Videro la rabbia, la frustrazione di quell’omuncolo e poi il suo braccio pronto a ucciderlo, quando successe quello che non si sarebbe mai aspettato ma che in cuor suo aspettava da quando quella brutta faccenda era iniziata: lo sgherro si sentì letteralmente sollevare in aria, prima che qualcuno lo sbattesse per terra.
Davanti ai suoi occhi apparve il suo papà, Ryan.
Il Campione, con i capelli biondi sporchi di fuliggine e il volto pallido. I suoi vestiti erano bruciacchiati ma, tranne qualche livido, stava bene.

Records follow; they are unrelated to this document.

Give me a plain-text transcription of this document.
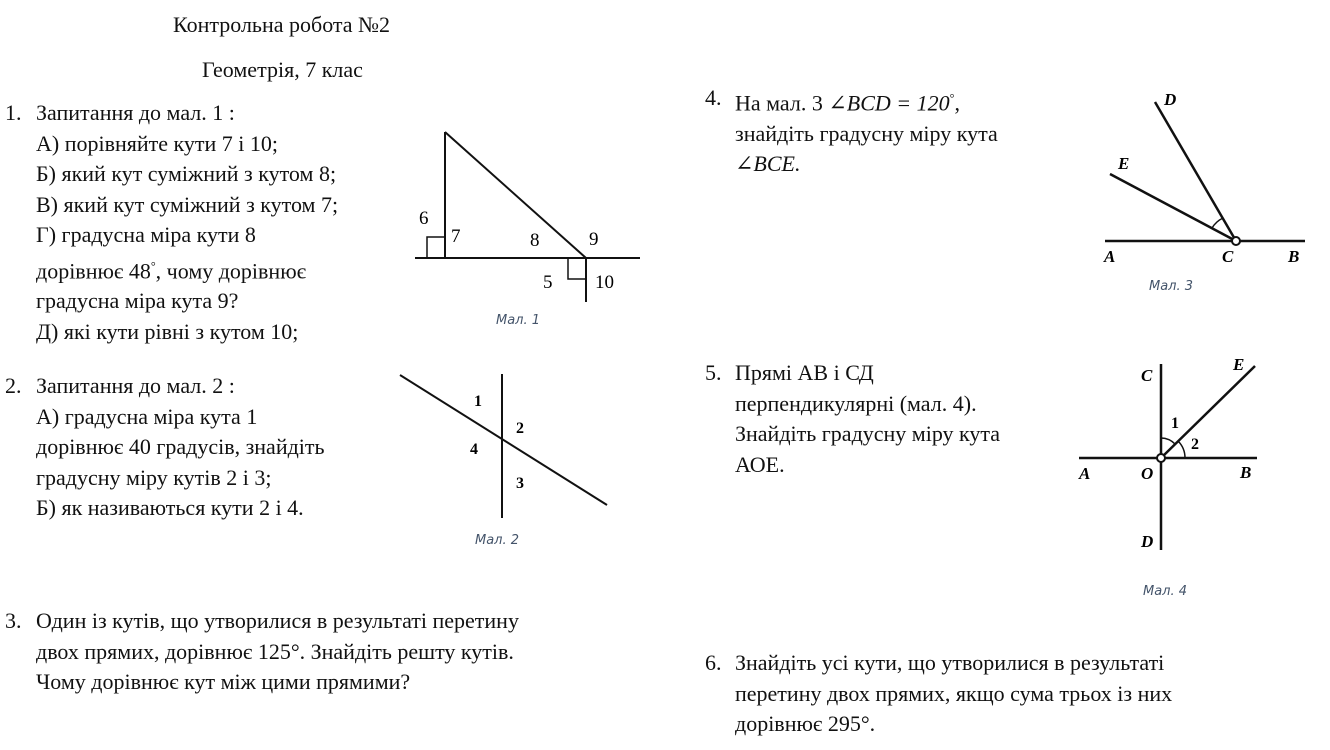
Контрольна робота №2
Геометрія, 7 клас
1. Запитання до мал. 1 :
А) порівняйте кути 7 і 10;
Б) який кут суміжний з кутом 8;
В) який кут суміжний з кутом 7;
Г) градусна міра кути 8
дорівнює 48°, чому дорівнює
градусна міра кута 9?
Д) які кути рівні з кутом 10;
6
7	8	9
5 10
Мал. 1
2. Запитання до мал. 2 :
А) градусна міра кута 1
дорівнює 40 градусів, знайдіть
градусну міру кутів 2 і 3;
Б) як називаються кути 2 і 4.
1
2
4
3
Мал. 2
3. Один із кутів, що утворилися в результаті перетину
двох прямих, дорівнює 125°. Знайдіть решту кутів.
Чому дорівнює кут між цими прямими?
4. На мал. 3 ∠BCD = 120°,
знайдіть градусну міру кута
∠BCE.
D
E
A	C	B
Мал. 3
5. Прямі АВ і СД
перпендикулярні (мал. 4).
Знайдіть градусну міру кута
АОЕ.
C
E
1
2
A	O	B
D
Мал. 4
6. Знайдіть усі кути, що утворилися в результаті
перетину двох прямих, якщо сума трьох із них
дорівнює 295°.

“Piccolo mio!” urlò, gettandosi su di lui. Lo raccolse, lo tirò a sé e lo strinse in un forte abbraccio. “Lenny, amore!” fece, con la voce colma di paura. Il bambino cominciò a piangere e affondò il volto nell’incavo del collo del padre.
“La mamma è giù! E pure la zia Alma!”.
“Tu stai bene?!”.
“Sì! Ma la mamma è giù!”.
“Stai tranquillo, adesso siamo arrivati noi!”.

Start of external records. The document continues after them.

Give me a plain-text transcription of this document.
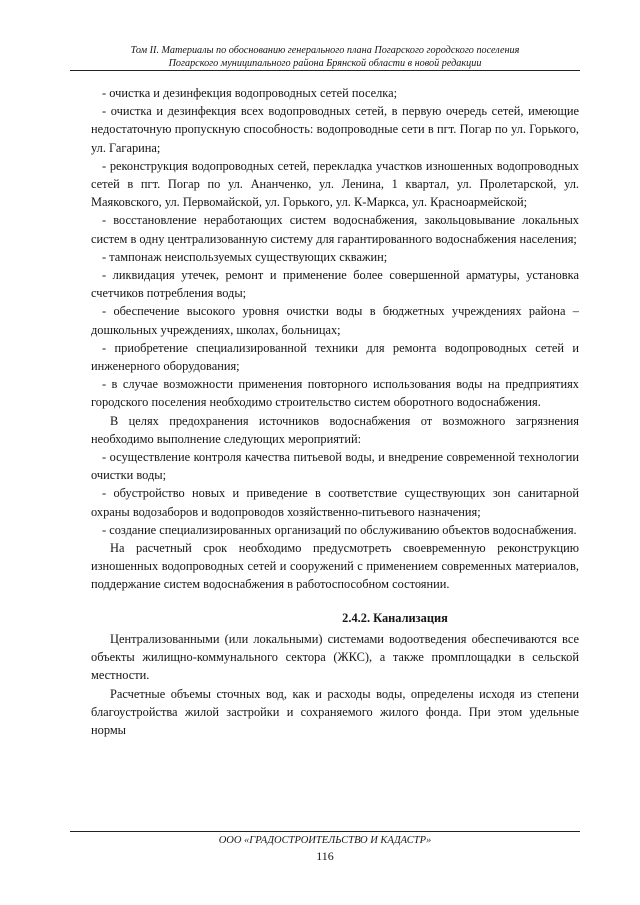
Том II. Материалы по обоснованию генерального плана Погарского городского поселения
Погарского муниципального района Брянской области в новой редакции

- очистка и дезинфекция водопроводных сетей поселка;

- очистка и дезинфекция всех водопроводных сетей, в первую очередь сетей, имеющие недостаточную пропускную способность: водопроводные сети в пгт. Погар по ул. Горького, ул. Гагарина;

- реконструкция водопроводных сетей, перекладка участков изношенных водопроводных сетей в пгт. Погар по ул. Ананченко, ул. Ленина, 1 квартал, ул. Пролетарской, ул. Маяковского, ул. Первомайской, ул. Горького, ул. К-Маркса, ул. Красноармейской;

- восстановление неработающих систем водоснабжения, закольцовывание локальных систем в одну централизованную систему для гарантированного водоснабжения населения;

- тампонаж неиспользуемых существующих скважин;

- ликвидация утечек, ремонт и применение более совершенной арматуры, установка счетчиков потребления воды;

- обеспечение высокого уровня очистки воды в бюджетных учреждениях района – дошкольных учреждениях, школах, больницах;

- приобретение специализированной техники для ремонта водопроводных сетей и инженерного оборудования;

- в случае возможности применения повторного использования воды на предприятиях городского поселения необходимо строительство систем оборотного водоснабжения.

В целях предохранения источников водоснабжения от возможного загрязнения необходимо выполнение следующих мероприятий:

- осуществление контроля качества питьевой воды, и внедрение современной технологии очистки воды;

- обустройство новых и приведение в соответствие существующих зон санитарной охраны водозаборов и водопроводов хозяйственно-питьевого назначения;

- создание специализированных организаций по обслуживанию объектов водоснабжения.

На расчетный срок необходимо предусмотреть своевременную реконструкцию изношенных водопроводных сетей и сооружений с применением современных материалов, поддержание систем водоснабжения в работоспособном состоянии.

2.4.2. Канализация

Централизованными (или локальными) системами водоотведения обеспечиваются все объекты жилищно-коммунального сектора (ЖКС), а также промплощадки в сельской местности.

Расчетные объемы сточных вод, как и расходы воды, определены исходя из степени благоустройства жилой застройки и сохраняемого жилого фонда. При этом удельные нормы

ООО «ГРАДОСТРОИТЕЛЬСТВО И КАДАСТР»
116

Ryan si voltò, e l’intero corpo di Superquattro era alle sue spalle. Isabella, Fred, Ginger e Kendrick aspettavano in silenzio direttive. Con le divise ufficiali nere, i Superquattro d’Adamanta erano un gruppo compatto di Allenatori, che da quasi dieci anni precedevano il Campione nella Sala d’Onore.

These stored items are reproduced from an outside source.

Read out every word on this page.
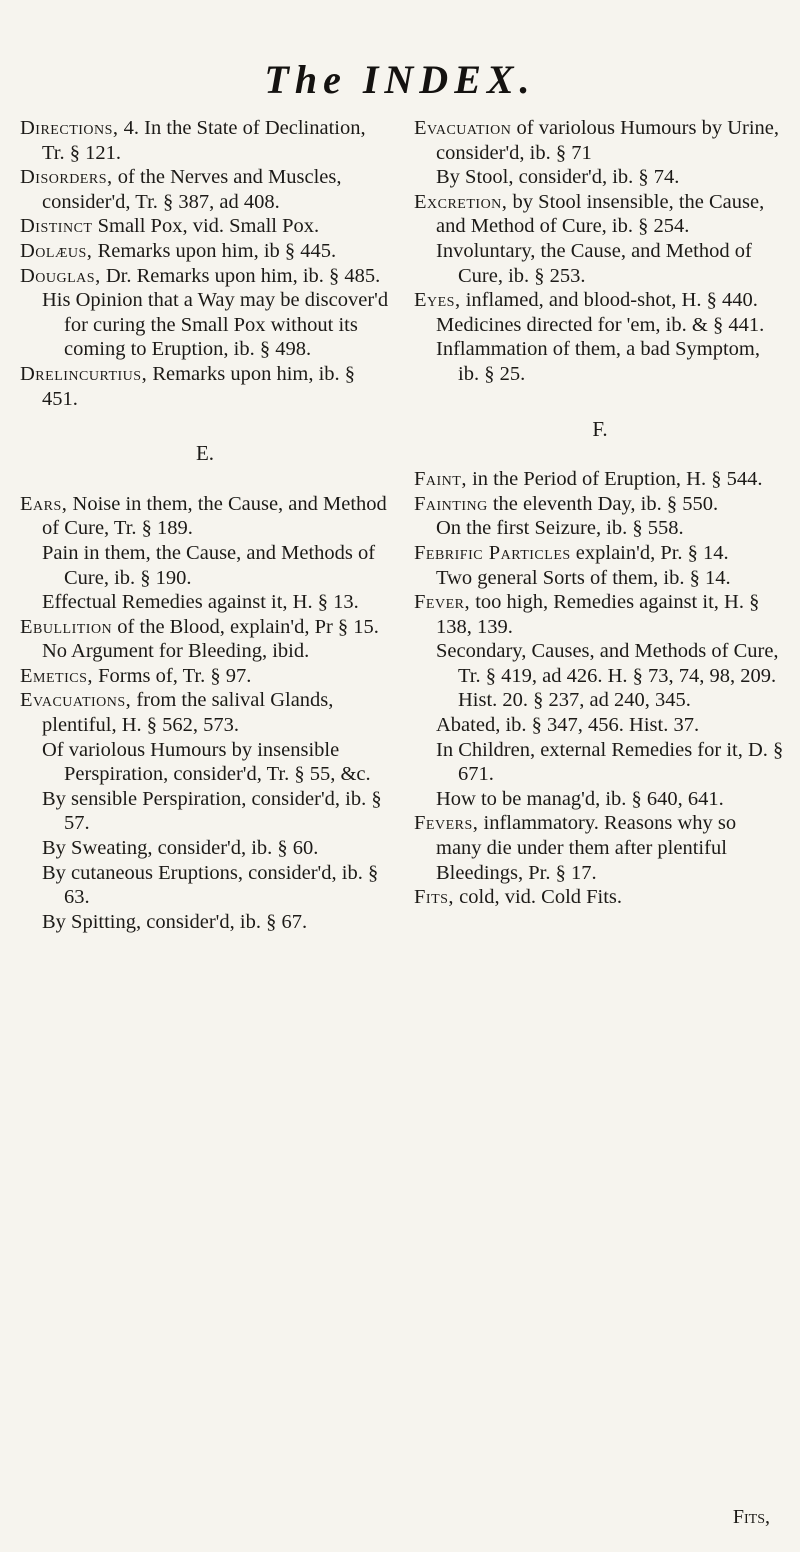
The INDEX.

Directions, 4. In the State of Declination, Tr. § 121.

Disorders, of the Nerves and Muscles, consider'd, Tr. § 387, ad 408.

Distinct Small Pox, vid. Small Pox.

Dolæus, Remarks upon him, ib § 445.

Douglas, Dr. Remarks upon him, ib. § 485.

His Opinion that a Way may be discover'd for curing the Small Pox without its coming to Eruption, ib. § 498.

Drelincurtius, Remarks upon him, ib. § 451.

E.

Ears, Noise in them, the Cause, and Method of Cure, Tr. § 189.

Pain in them, the Cause, and Methods of Cure, ib. § 190.

Effectual Remedies against it, H. § 13.

Ebullition of the Blood, explain'd, Pr § 15.

No Argument for Bleeding, ibid.

Emetics, Forms of, Tr. § 97.

Evacuations, from the salival Glands, plentiful, H. § 562, 573.

Of variolous Humours by insensible Perspiration, consider'd, Tr. § 55, &c.

By sensible Perspiration, consider'd, ib. § 57.

By Sweating, consider'd, ib. § 60.

By cutaneous Eruptions, consider'd, ib. § 63.

By Spitting, consider'd, ib. § 67.

Evacuation of variolous Humours by Urine, consider'd, ib. § 71

By Stool, consider'd, ib. § 74.

Excretion, by Stool insensible, the Cause, and Method of Cure, ib. § 254.

Involuntary, the Cause, and Method of Cure, ib. § 253.

Eyes, inflamed, and blood-shot, H. § 440.

Medicines directed for 'em, ib. & § 441.

Inflammation of them, a bad Symptom, ib. § 25.

F.

Faint, in the Period of Eruption, H. § 544.

Fainting the eleventh Day, ib. § 550.

On the first Seizure, ib. § 558.

Febrific Particles explain'd, Pr. § 14.

Two general Sorts of them, ib. § 14.

Fever, too high, Remedies against it, H. § 138, 139.

Secondary, Causes, and Methods of Cure, Tr. § 419, ad 426. H. § 73, 74, 98, 209. Hist. 20. § 237, ad 240, 345.

Abated, ib. § 347, 456. Hist. 37.

In Children, external Remedies for it, D. § 671.

How to be manag'd, ib. § 640, 641.

Fevers, inflammatory. Reasons why so many die under them after plentiful Bleedings, Pr. § 17.

Fits, cold, vid. Cold Fits.

Fits,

“Avete sentito?!” urlò Ryan. Isabella, la più piccola dei quattro, che portava sempre un’ordinatissima coda bionda alta sulla testa, annuì e scese rapidamente le scale, seguita Kendrick. Ginger, che invece i capelli rossi li portava sciolti, rimase a guardare Ryan per qualche secondo, assieme a Fred.
“Era una trappola, Ryan…” disse, mordendosi poi il bellissimo labbro inferiore.
Il Campione si limitò ad annuire, con la paura che lo stava consumando dall’interno. Assieme agli altri due scese al piano inferiore, stringendo tra le braccia suo figlio, e si ritrovò davanti una Marianne devastate, col volto bagnato e sporco di trucco e sangue.
I suoi vestiti erano interamente impregnati e guardava sconvolta il marito che stringeva Leonard, sano e salvo.
“Io…” sussurrò, con le labbra tremule e pallide. Era inginocchiata tra i cadaveri di uomini e Pokémon, anche i suoi. “Ho provato a chiamarti, Ryan…”.
Poi pianse, crollando col volto tra le mani rosso sangue.